Pareceu a Lindóia que a partida

Deſtes monſtros deixava mais ſerenos
E mais puros os ares. Já ſe moſtra

Mais diſtinta a ſeus olhos a cidade.
Mas viu, ai viſta laſtimoſa! a um lado
Ir a fidelidade portugueſa,
Manchados os puríſſimos veſtidos
De roxas nódoas. Mais ao longe eſtava
Com os olhos vendados, e eſcondido
Nas roupas um punhal banhado em ſangue,
O Fanatiſmo, pela mão guiando
Um curvo e branco velho ao fogo e ao laço.
Geme ofendida a Natureza; e geme
Ai!
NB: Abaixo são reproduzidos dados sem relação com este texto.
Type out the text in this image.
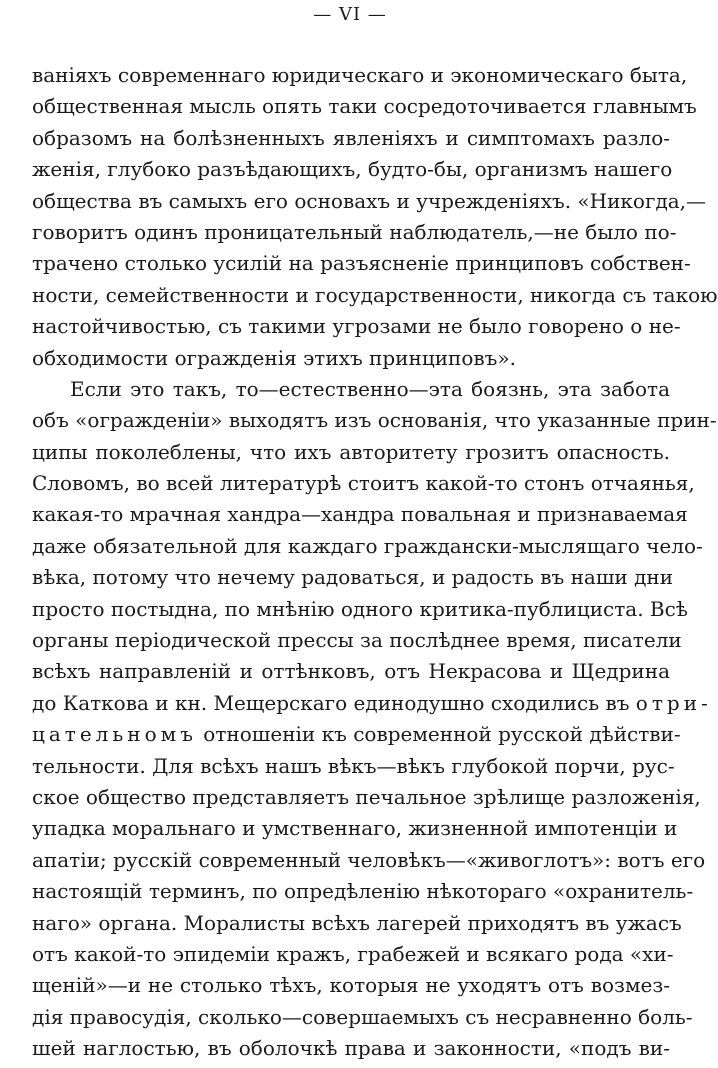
— VI —
ваніяхъ современнаго юридическаго и экономическаго быта,
общественная мысль опять таки сосредоточивается главнымъ
образомъ на болѣзненныхъ явленіяхъ и симптомахъ разло-
женія, глубоко разъѣдающихъ, будто-бы, организмъ нашего
общества въ самыхъ его основахъ и учрежденіяхъ. «Никогда,—
говоритъ одинъ проницательный наблюдатель,—не было по-
трачено столько усилій на разъясненіе принциповъ собствен-
ности, семейственности и государственности, никогда съ такою
настойчивостью, съ такими угрозами не было говорено о не-
обходимости огражденія этихъ принциповъ».
Если это такъ, то—естественно—эта боязнь, эта забота
объ «огражденіи» выходятъ изъ основанія, что указанные прин-
ципы поколеблены, что ихъ авторитету грозитъ опасность.
Словомъ, во всей литературѣ стоитъ какой-то стонъ отчаянья,
какая-то мрачная хандра—хандра повальная и признаваемая
даже обязательной для каждаго граждански-мыслящаго чело-
вѣка, потому что нечему радоваться, и радость въ наши дни
просто постыдна, по мнѣнію одного критика-публициста. Всѣ
органы періодической прессы за послѣднее время, писатели
всѣхъ направленій и оттѣнковъ, отъ Некрасова и Щедрина
до Каткова и кн. Мещерскаго единодушно сходились въ отри-
цательномъ отношеніи къ современной русской дѣйстви-
тельности. Для всѣхъ нашъ вѣкъ—вѣкъ глубокой порчи, рус-
ское общество представляетъ печальное зрѣлище разложенія,
упадка моральнаго и умственнаго, жизненной импотенціи и
апатіи; русскій современный человѣкъ—«живоглотъ»: вотъ его
настоящій терминъ, по опредѣленію нѣкотораго «охранитель-
наго» органа. Моралисты всѣхъ лагерей приходятъ въ ужасъ
отъ какой-то эпидеміи кражъ, грабежей и всякаго рода «хи-
щеній»—и не столько тѣхъ, которыя не уходятъ отъ возмез-
дія правосудія, сколько—совершаемыхъ съ несравненно боль-
шей наглостью, въ оболочкѣ права и законности, «подъ ви-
Muito tarde, a crédula cidade.
Os olhos põe no chão a Igreja irada

E deſconhece, e deſaprova, e vinga
O delito cruel e a mão baſtarda.

Embebida na mágica pintura
Goza as imagens vãs e não ſe atreve
Lindóia a perguntar. Vê deſtruída
A República infame, e bem vingada
A morte de Cacambo. E atenta e imóvel
Apaſcentava os olhos e o deſejo,
E nem tudo entendia, quando a velha
Bateu co’a mão e fez tremer as águas.
Deſaparecem as fingidas torres
E os verdes campos; nem já deles reſta
Leve ſinal. Debalde os olhos buſcam
As naus: já não ſão naus, nem mar, nem montes,
Nem o lugar onde eſtiverão . Torna
Ao pranto a ſaudoſíſſima Lindóia
E de novo outra vez ſuſpira e geme.

Até que a noite compaſſiva e atenta,
Que as magoadas láſtimas lhe ouvira,

Ao partir ſacudiu das fuſcas aſas,
Envolto em frio orvalho, um leve ſono,
Suave eſquecimento de ſeus males.

Fim do Canto Terceiro.
  1. Voltado. He dito por hypotheſe.